I plugged my iPhone and watch into the charge cords, turned out the cabin light, and snugged myself into the covers. Attending this drifting vessel were many creaks and groans, and I grew accustomed to them as the boat rocked me like a baby. But then something startled me. I tapped my charging iWatch to check the time. 1:23 a.m. There had been a sound. It was a thud, probably just something normal. I turned to go back to sleep. My thoughts curved like a cloud again to Griselda. I dozed, then heard another sound, metallic this time. Again, I thought nothing of it, but I checked the clock again. It was 13 minutes later, 1:36.
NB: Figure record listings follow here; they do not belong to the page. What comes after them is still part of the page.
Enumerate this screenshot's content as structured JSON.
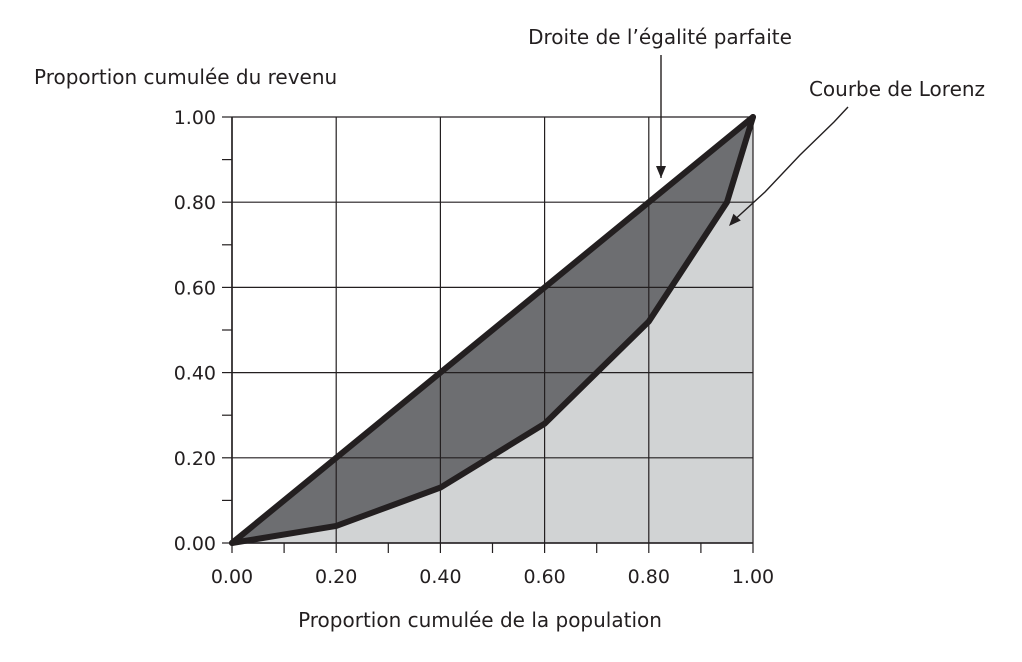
{
  "chart_data": {
    "type": "line",
    "title": "",
    "xlabel": "Proportion cumulée de la population",
    "ylabel": "Proportion cumulée du revenu",
    "xlim": [
      0,
      1
    ],
    "ylim": [
      0,
      1
    ],
    "x_ticks": [
      "0.00",
      "0.20",
      "0.40",
      "0.60",
      "0.80",
      "1.00"
    ],
    "y_ticks": [
      "0.00",
      "0.20",
      "0.40",
      "0.60",
      "0.80",
      "1.00"
    ],
    "grid": true,
    "series": [
      {
        "name": "Droite de l’égalité parfaite",
        "x": [
          0,
          1
        ],
        "y": [
          0,
          1
        ]
      },
      {
        "name": "Courbe de Lorenz",
        "x": [
          0,
          0.2,
          0.4,
          0.6,
          0.8,
          0.95,
          1
        ],
        "y": [
          0,
          0.04,
          0.13,
          0.28,
          0.52,
          0.8,
          1
        ]
      }
    ],
    "annotations": [
      {
        "text": "Droite de l’égalité parfaite",
        "target_series": 0
      },
      {
        "text": "Courbe de Lorenz",
        "target_series": 1
      }
    ],
    "colors": {
      "fill_inequality": "#6d6e71",
      "fill_below": "#d1d3d4",
      "line": "#231f20",
      "grid": "#231f20"
    }
  }
}
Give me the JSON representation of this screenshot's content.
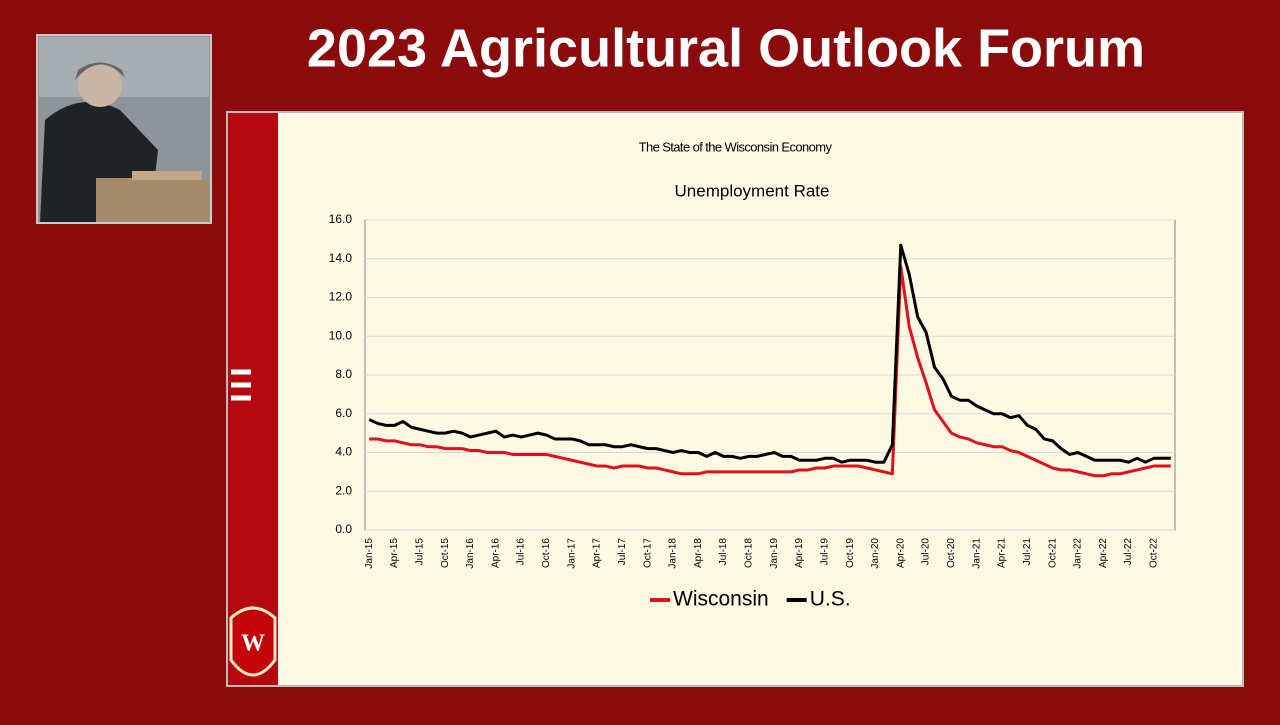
{
  "header": {
    "title": "2023 Agricultural Outlook Forum"
  },
  "chart_data": {
    "type": "line",
    "subtitle": "The State of the Wisconsin Economy",
    "title": "Unemployment Rate",
    "categories": [
      "Jan-15",
      null,
      null,
      "Apr-15",
      null,
      null,
      "Jul-15",
      null,
      null,
      "Oct-15",
      null,
      null,
      "Jan-16",
      null,
      null,
      "Apr-16",
      null,
      null,
      "Jul-16",
      null,
      null,
      "Oct-16",
      null,
      null,
      "Jan-17",
      null,
      null,
      "Apr-17",
      null,
      null,
      "Jul-17",
      null,
      null,
      "Oct-17",
      null,
      null,
      "Jan-18",
      null,
      null,
      "Apr-18",
      null,
      null,
      "Jul-18",
      null,
      null,
      "Oct-18",
      null,
      null,
      "Jan-19",
      null,
      null,
      "Apr-19",
      null,
      null,
      "Jul-19",
      null,
      null,
      "Oct-19",
      null,
      null,
      "Jan-20",
      null,
      null,
      "Apr-20",
      null,
      null,
      "Jul-20",
      null,
      null,
      "Oct-20",
      null,
      null,
      "Jan-21",
      null,
      null,
      "Apr-21",
      null,
      null,
      "Jul-21",
      null,
      null,
      "Oct-21",
      null,
      null,
      "Jan-22",
      null,
      null,
      "Apr-22",
      null,
      null,
      "Jul-22",
      null,
      null,
      "Oct-22",
      null,
      null
    ],
    "series": [
      {
        "name": "Wisconsin",
        "color": "#e0101e",
        "values": [
          4.7,
          4.7,
          4.6,
          4.6,
          4.5,
          4.4,
          4.4,
          4.3,
          4.3,
          4.2,
          4.2,
          4.2,
          4.1,
          4.1,
          4.0,
          4.0,
          4.0,
          3.9,
          3.9,
          3.9,
          3.9,
          3.9,
          3.8,
          3.7,
          3.6,
          3.5,
          3.4,
          3.3,
          3.3,
          3.2,
          3.3,
          3.3,
          3.3,
          3.2,
          3.2,
          3.1,
          3.0,
          2.9,
          2.9,
          2.9,
          3.0,
          3.0,
          3.0,
          3.0,
          3.0,
          3.0,
          3.0,
          3.0,
          3.0,
          3.0,
          3.0,
          3.1,
          3.1,
          3.2,
          3.2,
          3.3,
          3.3,
          3.3,
          3.3,
          3.2,
          3.1,
          3.0,
          2.9,
          13.6,
          10.5,
          8.9,
          7.6,
          6.2,
          5.6,
          5.0,
          4.8,
          4.7,
          4.5,
          4.4,
          4.3,
          4.3,
          4.1,
          4.0,
          3.8,
          3.6,
          3.4,
          3.2,
          3.1,
          3.1,
          3.0,
          2.9,
          2.8,
          2.8,
          2.9,
          2.9,
          3.0,
          3.1,
          3.2,
          3.3,
          3.3,
          3.3
        ]
      },
      {
        "name": "U.S.",
        "color": "#000000",
        "values": [
          5.7,
          5.5,
          5.4,
          5.4,
          5.6,
          5.3,
          5.2,
          5.1,
          5.0,
          5.0,
          5.1,
          5.0,
          4.8,
          4.9,
          5.0,
          5.1,
          4.8,
          4.9,
          4.8,
          4.9,
          5.0,
          4.9,
          4.7,
          4.7,
          4.7,
          4.6,
          4.4,
          4.4,
          4.4,
          4.3,
          4.3,
          4.4,
          4.3,
          4.2,
          4.2,
          4.1,
          4.0,
          4.1,
          4.0,
          4.0,
          3.8,
          4.0,
          3.8,
          3.8,
          3.7,
          3.8,
          3.8,
          3.9,
          4.0,
          3.8,
          3.8,
          3.6,
          3.6,
          3.6,
          3.7,
          3.7,
          3.5,
          3.6,
          3.6,
          3.6,
          3.5,
          3.5,
          4.4,
          14.7,
          13.2,
          11.0,
          10.2,
          8.4,
          7.8,
          6.9,
          6.7,
          6.7,
          6.4,
          6.2,
          6.0,
          6.0,
          5.8,
          5.9,
          5.4,
          5.2,
          4.7,
          4.6,
          4.2,
          3.9,
          4.0,
          3.8,
          3.6,
          3.6,
          3.6,
          3.6,
          3.5,
          3.7,
          3.5,
          3.7,
          3.7,
          3.7
        ]
      }
    ],
    "ylim": [
      0,
      16
    ],
    "yticks": [
      {
        "value": 0,
        "label": "0.0"
      },
      {
        "value": 2,
        "label": "2.0"
      },
      {
        "value": 4,
        "label": "4.0"
      },
      {
        "value": 6,
        "label": "6.0"
      },
      {
        "value": 8,
        "label": "8.0"
      },
      {
        "value": 10,
        "label": "10.0"
      },
      {
        "value": 12,
        "label": "12.0"
      },
      {
        "value": 14,
        "label": "14.0"
      },
      {
        "value": 16,
        "label": "16.0"
      }
    ],
    "grid": true,
    "legend": "bottom"
  }
}
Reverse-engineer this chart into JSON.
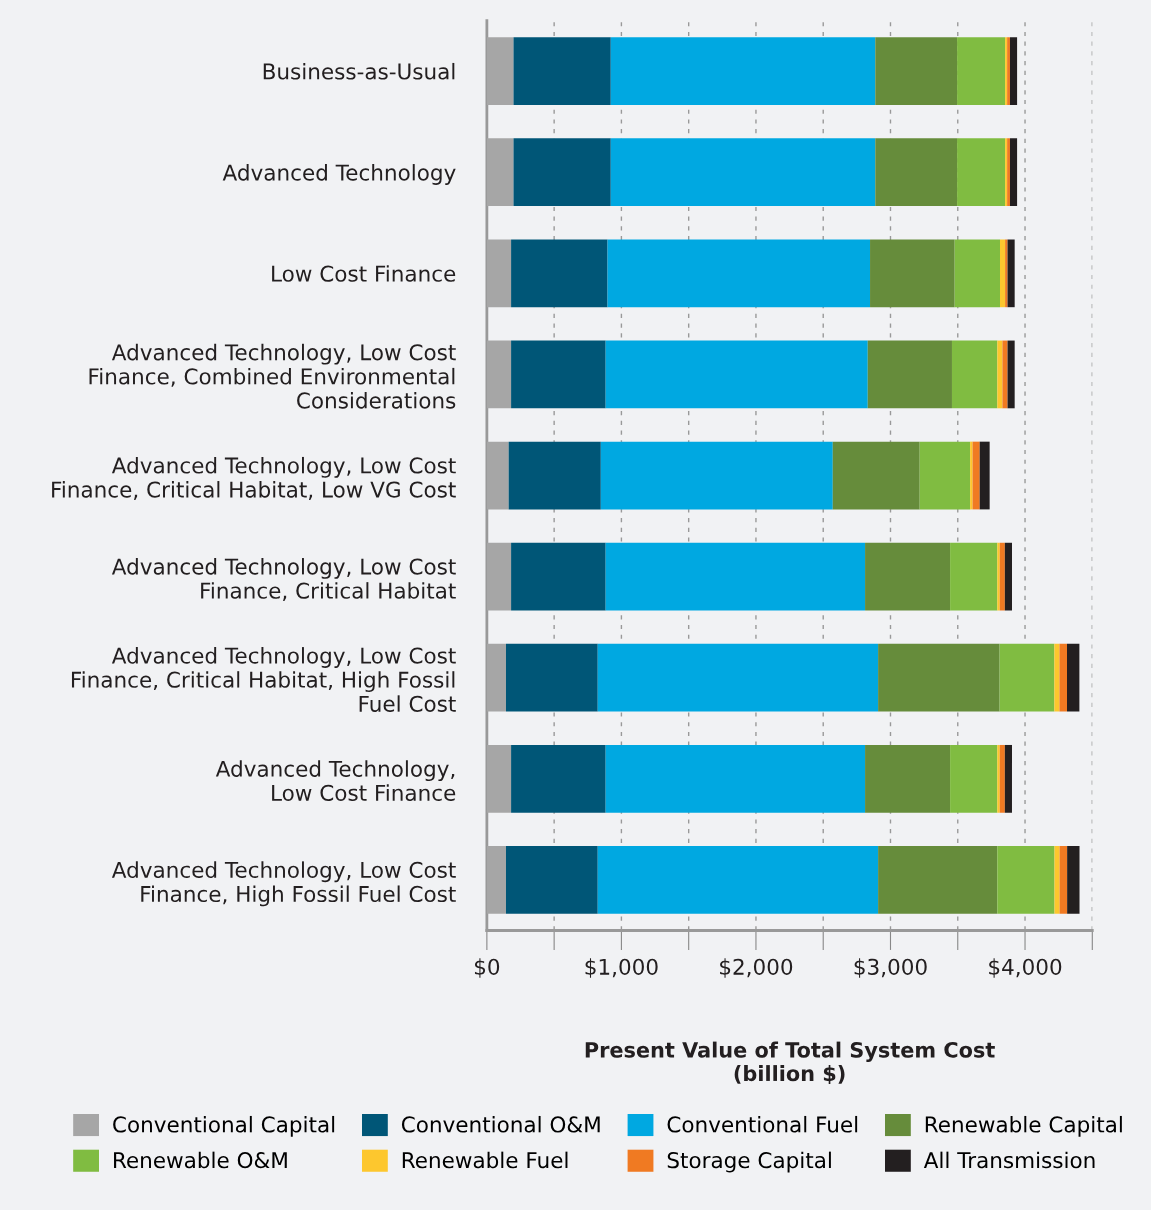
{
  "chart_data": {
    "type": "bar",
    "orientation": "horizontal",
    "stacked": true,
    "xlabel": "Present Value of Total System Cost\n(billion $)",
    "categories": [
      "Business-as-Usual",
      "Advanced Technology",
      "Low Cost Finance",
      "Advanced Technology, Low Cost\nFinance, Combined Environmental\nConsiderations",
      "Advanced Technology, Low Cost\nFinance, Critical Habitat, Low VG Cost",
      "Advanced Technology, Low Cost\nFinance, Critical Habitat",
      "Advanced Technology, Low Cost\nFinance, Critical Habitat, High Fossil\nFuel Cost",
      "Advanced Technology,\nLow Cost Finance",
      "Advanced Technology, Low Cost\nFinance, High Fossil Fuel Cost"
    ],
    "series": [
      {
        "name": "Conventional Capital",
        "color": "#a6a6a6",
        "values": [
          198,
          198,
          180,
          180,
          162,
          180,
          142,
          180,
          142
        ]
      },
      {
        "name": "Conventional O&M",
        "color": "#005677",
        "values": [
          723,
          723,
          717,
          703,
          685,
          703,
          682,
          703,
          682
        ]
      },
      {
        "name": "Conventional Fuel",
        "color": "#00a8e1",
        "values": [
          1966,
          1966,
          1951,
          1948,
          1724,
          1928,
          2084,
          1928,
          2084
        ]
      },
      {
        "name": "Renewable Capital",
        "color": "#668c3b",
        "values": [
          608,
          608,
          629,
          626,
          646,
          632,
          903,
          632,
          886
        ]
      },
      {
        "name": "Renewable O&M",
        "color": "#80bc41",
        "values": [
          357,
          357,
          337,
          337,
          375,
          351,
          407,
          351,
          425
        ]
      },
      {
        "name": "Renewable Fuel",
        "color": "#fdc72e",
        "values": [
          15,
          15,
          38,
          38,
          18,
          18,
          38,
          18,
          38
        ]
      },
      {
        "name": "Storage Capital",
        "color": "#f07a22",
        "values": [
          21,
          21,
          18,
          38,
          53,
          38,
          56,
          38,
          56
        ]
      },
      {
        "name": "All Transmission",
        "color": "#231f20",
        "values": [
          53,
          53,
          53,
          53,
          74,
          53,
          92,
          53,
          92
        ]
      }
    ],
    "xlim": [
      0,
      4500
    ],
    "xticks": [
      {
        "value": 0,
        "label": "$0"
      },
      {
        "value": 500,
        "label": null
      },
      {
        "value": 1000,
        "label": "$1,000"
      },
      {
        "value": 1500,
        "label": null
      },
      {
        "value": 2000,
        "label": "$2,000"
      },
      {
        "value": 2500,
        "label": null
      },
      {
        "value": 3000,
        "label": "$3,000"
      },
      {
        "value": 3500,
        "label": null
      },
      {
        "value": 4000,
        "label": "$4,000"
      },
      {
        "value": 4500,
        "label": null
      }
    ],
    "grid": "x",
    "legend": "bottom"
  }
}
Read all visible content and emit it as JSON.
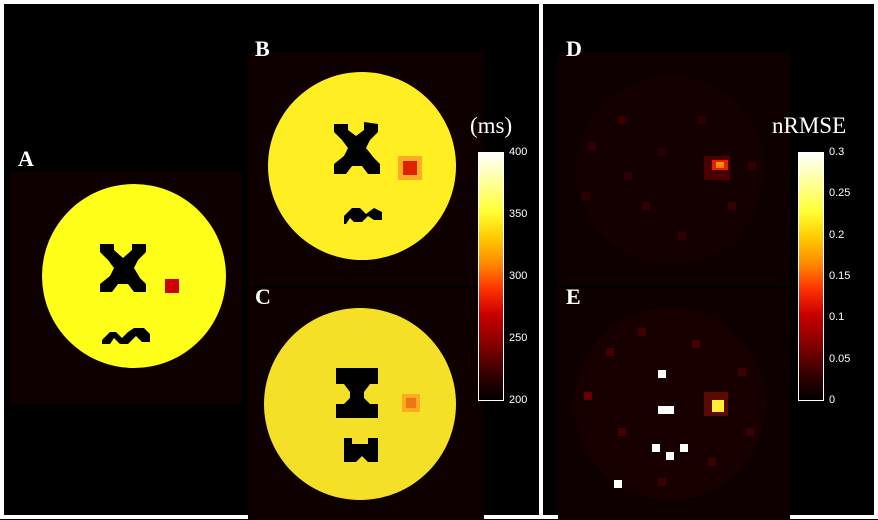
{
  "labels": {
    "a": "A",
    "b": "B",
    "c": "C",
    "d": "D",
    "e": "E"
  },
  "colorbar_t2": {
    "unit": "(ms)",
    "ticks": [
      "400",
      "350",
      "300",
      "250",
      "200"
    ]
  },
  "colorbar_err": {
    "unit": "nRMSE",
    "ticks": [
      "0.3",
      "0.25",
      "0.2",
      "0.15",
      "0.1",
      "0.05",
      "0"
    ]
  },
  "colors": {
    "phantom": "#ffff1a",
    "lesion": "#cc0000",
    "hotspot": "#ff5500",
    "background": "#0f0000",
    "frame": "#ffffff"
  }
}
I had a deep sleep, a remarkable dream. Perhaps it was inspired by my evening, perhaps by the voyage, perhaps by the strange environs of my berth, perhaps the Virginia Woolf passage. Griselda’s face was recognizable, but not the same. It seemed to toggle between her own and my Ex-’s – and both were helping me from a container of some odd variety, like a large metallic bin. I was bewildered by the kindness they both showed me. They kept saying my name in an intoxicating lullaby. They put me into a smaller container from which my head and arms jutted happily, like a baby in a pram. I can remember my joy, my eyes bright with excitement, my arms spread against the sky.
And then I heard a man’s voice yelling from the deck. I looked at my watch: 2:47.
Man overboard! Man overboard!
I rushed into my trousers and hurried down the narrow hallway to the stairs leading to the stern. The voice now was very loud.
Man overboard!
I turned toward the bow where I saw a figure in the moonlight. He yelled for me to hurry forward and help him. In the darkness, I could make out Gungor holding the anchor chain. When I got closer, I could see his bloodied hands. None of the other crew had arrived so I followed Gungor’s frantic instructions to help him with the anchor.
Pull it up! Pull it up!
What! It’s too heavy! Isn’t there a hoist?
Why he hadn’t thought of that first I don’t know. But he heeded my instruction and began to turn the heavy crank on the capstan and the chain clinked slowly around the wildcat and coursed itself into its locker. The process seemed so stupid and awkward to me; why wasn’t it motorized? Soon the captain and crew crowded onto the bow and helped. I stepped back, leaning against the railing, my head swimming with questions. As the anchor neared the hull, Gungor and the crew fell silent, because there on the sharp points was a human body impaled at mid-section, head slumped, limbs splayed.
The other guests slowly came forward to see what was happening. I searched the faces for Griselda, but she must not have heard the commotion. I remembered that she had settled into the quiet and calm quarters in the stern. The Wyoming cowboys were there, and so were the Merry Maidens. Judith and Abra were huddled together, their bathrobes rustling in the wind. Henry and Ruthie covered their mouths in horror. The gay couple had seemed to sleep through it all. All but one of the crew was accounted for, Captain Yusef. Then I looped the crew and guests through my mind. Apart from Griselda and the gay guys, only the Bulgarian and the captain were not there.